1. Log in to hyper.ai, and on the Tutorial page, click Run this tutorial online. In FLUX ComfyUI (including Black Myth Wukong LoRA training version), click Run this tutorial online.

2. After the page jumps, click "Clone" in the upper right corner to clone the tutorial into your own container.

3. Click "Next: Select Hashrate" in the lower right corner.

4. After the page jumps, select "NVIDIA RTX 4090" and "PyTorch" image, and click "Next: Review".New users can register using the invitation link below to get 4 hours of RTX 4090 + 5 hours of CPU free time!

HyperAI exclusive invitation link (copy and open in browser):

https://openbayes.com/console/signup?r=6bJ0ljLFsFh_Vvej

5. After confirmation, click "Continue" and wait for resources to be allocated. The first cloning takes about 1-2 minutes. When the status changes to "Running", click the jump arrow next to "API Address" to jump to the Demo page.Please note that users must complete real-name authentication before using the API address access function.

6. After opening the Demo, click "Switch Locale" to switch the language to Chinese.

7. After switching the language, click the folder icon in the upper left corner to select the required workflow.

* Wukong: Black Myth Wukong Image Demo     

* TED: TED live speech demo

* 3mm4w: Demo of writing text on pictures

8. Select the "wukong" workflow, enter Prompt in the CLIP text generator (for example: the back of wukong, holding one golden cudgel, colorful clouds, headdress crown), click "Add prompt word queue to generate image", and you can see that the generated image is very beautiful.

FLUX LoRA Training

1. To customize the workflow, we need to train the LoRA model first. Return to the container interface just now, click "Open Workspace" and create a new terminal.
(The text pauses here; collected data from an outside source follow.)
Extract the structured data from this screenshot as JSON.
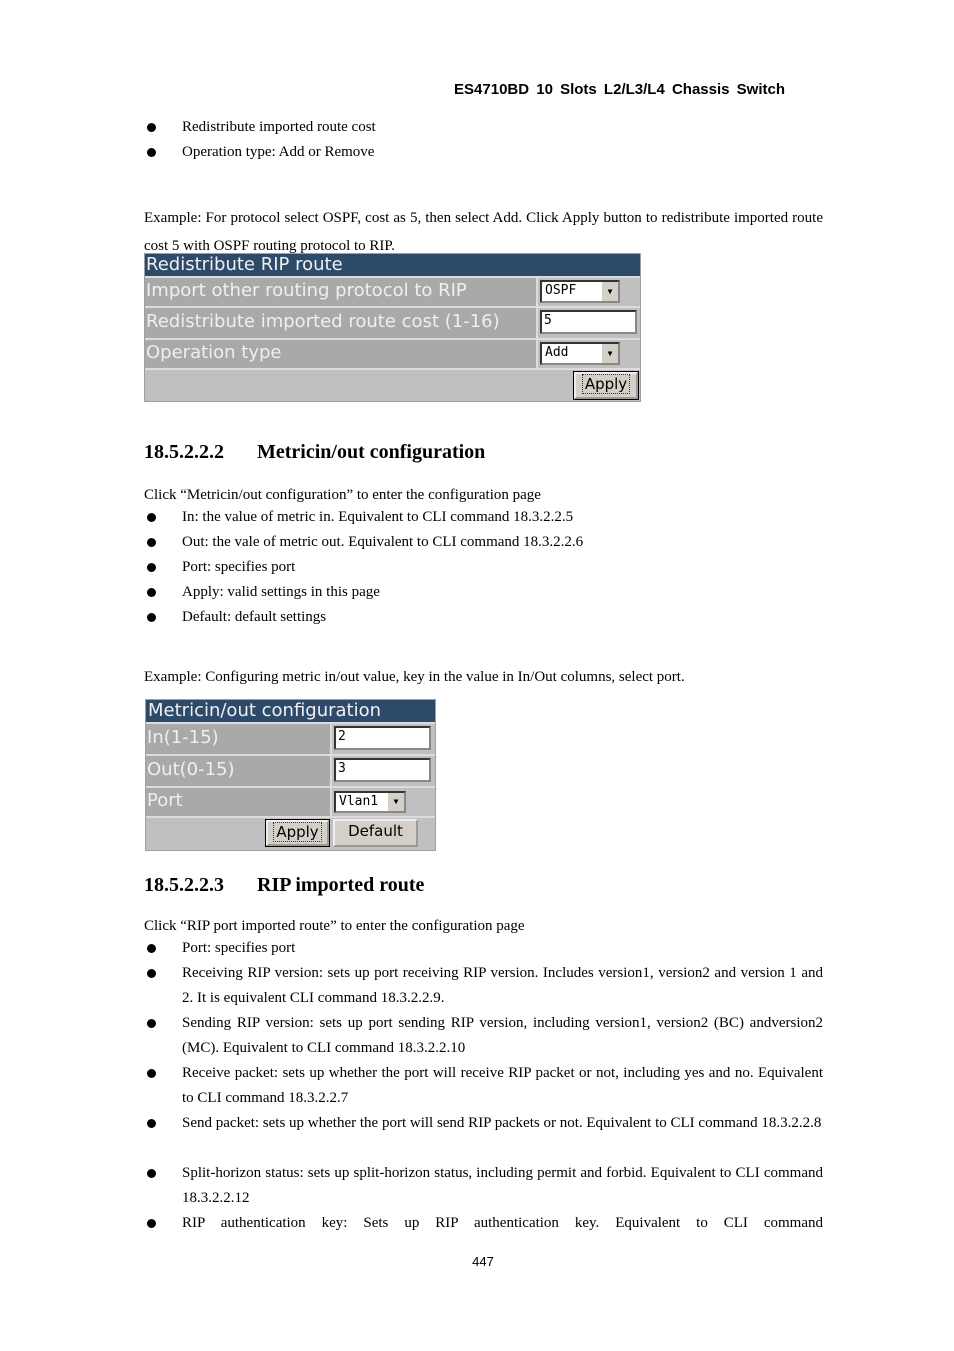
{
  "header": {
    "title": "ES4710BD 10 Slots L2/L3/L4 Chassis Switch"
  },
  "intro_bullets": [
    "Redistribute imported route cost",
    "Operation type: Add or Remove"
  ],
  "example1": "Example: For protocol select OSPF, cost as 5, then select Add. Click Apply button to redistribute imported route cost 5 with OSPF routing protocol to RIP.",
  "form_redistribute": {
    "title": "Redistribute RIP route",
    "rows": [
      {
        "label": "Import other routing protocol to RIP",
        "type": "select",
        "value": "OSPF"
      },
      {
        "label": "Redistribute imported route cost (1-16)",
        "type": "text",
        "value": "5"
      },
      {
        "label": "Operation type",
        "type": "select",
        "value": "Add"
      }
    ],
    "apply_label": "Apply"
  },
  "section2": {
    "number": "18.5.2.2.2",
    "title": "Metricin/out configuration",
    "intro": "Click “Metricin/out configuration” to enter the configuration page",
    "bullets": [
      "In: the value of metric in. Equivalent to CLI command 18.3.2.2.5",
      "Out: the vale of metric out. Equivalent to CLI command 18.3.2.2.6",
      "Port: specifies port",
      "Apply: valid settings in this page",
      "Default: default settings"
    ],
    "example": "Example: Configuring metric in/out value, key in the value in In/Out columns, select port."
  },
  "form_metric": {
    "title": "Metricin/out configuration",
    "rows": [
      {
        "label": "In(1-15)",
        "type": "text",
        "value": "2"
      },
      {
        "label": "Out(0-15)",
        "type": "text",
        "value": "3"
      },
      {
        "label": "Port",
        "type": "select",
        "value": "Vlan1"
      }
    ],
    "apply_label": "Apply",
    "default_label": "Default"
  },
  "section3": {
    "number": "18.5.2.2.3",
    "title": "RIP imported route",
    "intro": "Click “RIP port imported route” to enter the configuration page",
    "bullets": [
      "Port: specifies port",
      "Receiving RIP version: sets up port receiving RIP version. Includes version1, version2 and version 1 and 2. It is equivalent CLI command 18.3.2.2.9.",
      "Sending RIP version: sets up port sending RIP version, including version1, version2 (BC) andversion2 (MC). Equivalent to CLI command 18.3.2.2.10",
      "Receive packet: sets up whether the port will receive RIP packet or not, including yes and no. Equivalent to CLI command 18.3.2.2.7",
      "Send packet: sets up whether the port will send RIP packets or not. Equivalent to CLI command 18.3.2.2.8",
      "Split-horizon status: sets up split-horizon status, including permit and forbid. Equivalent to CLI command 18.3.2.2.12",
      "RIP authentication key: Sets up RIP authentication key. Equivalent to CLI command"
    ]
  },
  "footer": {
    "page_number": "447"
  }
}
2. Enter "sh train.sh" in the terminal and press Enter to run. When "Running on public URL" appears, click the link.

3. After the page jumps, enter the model of the model and upload the pictures. Upload 5 photos of Taylor Swift here.Please note that the image needs to be a high-resolution frontal photo with a larger face ratio. The better the image quality, the better the training effect.

4. After uploading successfully, manually add English text descriptions after each image, or click "Add AI captions with Florence-2" to automatically generate text descriptions.

5. Scroll down to the bottom of the page, enter a Test prompt (for example: A person is drinking coffee), and click “Start training”.

6. After waiting for a few minutes, we return to the terminal interface and can see the training progress bar. The training will be completed in about 40 minutes. When "Saved to output/taylor-swift/optimizer.pt" appears, it means that the training is complete.

7. In the "ai-toolkit" - "output" - "taylor swift" - "sample" file on the left, you can see the effect of our Test Prompt. If the effect is good, it proves that our model has been trained successfully.

8. After the model is trained, we need to shut down the training service to release GPU resources, return to the key interface just now, and press "Ctrl+C" to terminate the training.

9. Run "sh copy.sh", then run "sh dependencies.sh" to start ComfyUI, wait for 2 minutes, and open the API address on the right.

10. After the page jumps, select the trained model in "LoRA Loader", enter Prompt (for example: a person is drinking coffee) in "CLIP", and click "Add prompt word queue" to generate the image.